A varaint of a MGMAT problem. A , B, and C have 5 bagels

That is correct. Great job.

thanks
praetorian

21, of course, is the sum of numbers from 1-6.

Which makes sense.

If person A has 0 bagels, person B can have 0,1,2,3,4,5 and person C will get whatever is left.
If person A has 1 bagels, person B can have 0,1,2,3,4 and person C will get whatever is left.
If person A has 2 bagels, person B can have 0,1,2,3 and person C will get whatever is left.
If person A has 3 bagels, person B can have 0,1,2 and person C will get whatever is left.
If person A has 4 bagels, person B can have 0,1 and person C will get whatever is left.
If person A has 5 bagels, person B can have 0 and person C will get whatever is left.

But there's still gotta be a better way...

When you say that this problem is reminiscent of an old MGMAT problem, are you referring to this thread?

https://www.gmatclub.com/phpbb/viewtopic ... ght=#17866


Because we detemined the formula for positive integers, but the addition of ZERO is the difference between that problem and this one, and I cannot figure out how to compensate/adjust for that.

no stoolfi, this problem is from MGMAT's archives.
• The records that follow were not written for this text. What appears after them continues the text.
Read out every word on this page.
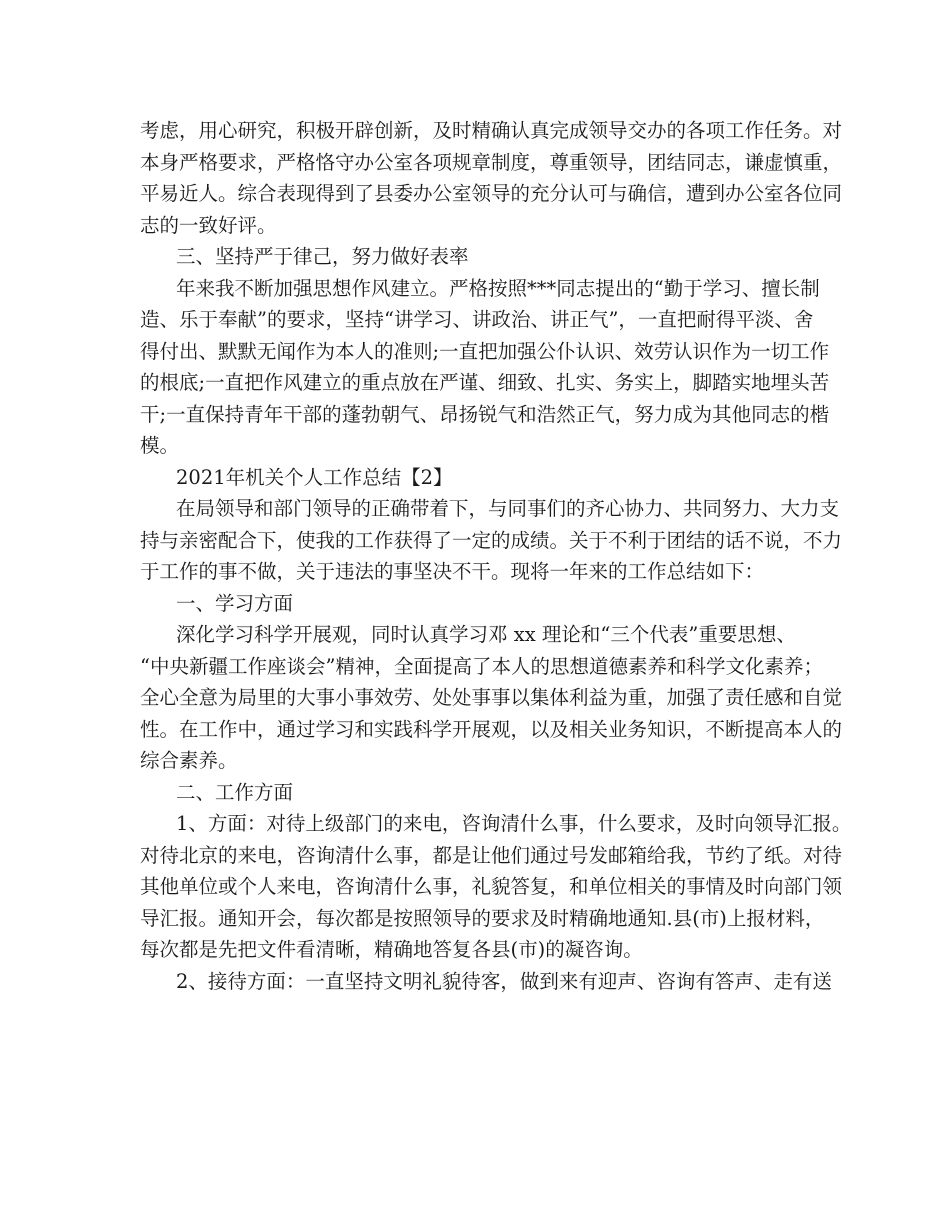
考虑，用心研究，积极开辟创新，及时精确认真完成领导交办的各项工作任务。对
本身严格要求，严格恪守办公室各项规章制度，尊重领导，团结同志，谦虚慎重，
平易近人。综合表现得到了县委办公室领导的充分认可与确信，遭到办公室各位同
志的一致好评。
三、坚持严于律己，努力做好表率
年来我不断加强思想作风建立。严格按照***同志提出的“勤于学习、擅长制
造、乐于奉献”的要求，坚持“讲学习、讲政治、讲正气”，一直把耐得平淡、舍
得付出、默默无闻作为本人的准则;一直把加强公仆认识、效劳认识作为一切工作
的根底;一直把作风建立的重点放在严谨、细致、扎实、务实上，脚踏实地埋头苦
干;一直保持青年干部的蓬勃朝气、昂扬锐气和浩然正气，努力成为其他同志的楷
模。
2021年机关个人工作总结【2】
在局领导和部门领导的正确带着下，与同事们的齐心协力、共同努力、大力支
持与亲密配合下，使我的工作获得了一定的成绩。关于不利于团结的话不说，不力
于工作的事不做，关于违法的事坚决不干。现将一年来的工作总结如下：
一、学习方面
深化学习科学开展观，同时认真学习邓 xx 理论和“三个代表”重要思想、
“中央新疆工作座谈会”精神，全面提高了本人的思想道德素养和科学文化素养；
全心全意为局里的大事小事效劳、处处事事以集体利益为重，加强了责任感和自觉
性。在工作中，通过学习和实践科学开展观，以及相关业务知识，不断提高本人的
综合素养。
二、工作方面
1、方面：对待上级部门的来电，咨询清什么事，什么要求，及时向领导汇报。
对待北京的来电，咨询清什么事，都是让他们通过号发邮箱给我，节约了纸。对待
其他单位或个人来电，咨询清什么事，礼貌答复，和单位相关的事情及时向部门领
导汇报。通知开会，每次都是按照领导的要求及时精确地通知.县(市)上报材料，
每次都是先把文件看清晰，精确地答复各县(市)的凝咨询。
2、接待方面：一直坚持文明礼貌待客，做到来有迎声、咨询有答声、走有送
let me see if i can send you the explanation.

great work

keep posting

thanks
praetorian

Here is another approach (virtually the same as Stoolfi's approach)

With:

5 Bagels (means 0 bagels for everyone else): 3C1=3
4 Bagels (4,1,0) = 3C1*2C1=6
3 Bagels (3,2,0) = 3C1*2C1=6
3 Bagesl (3,1,1) = 3C1=3
2 Bagels (2,2,1) = 3C1=3

Sum=21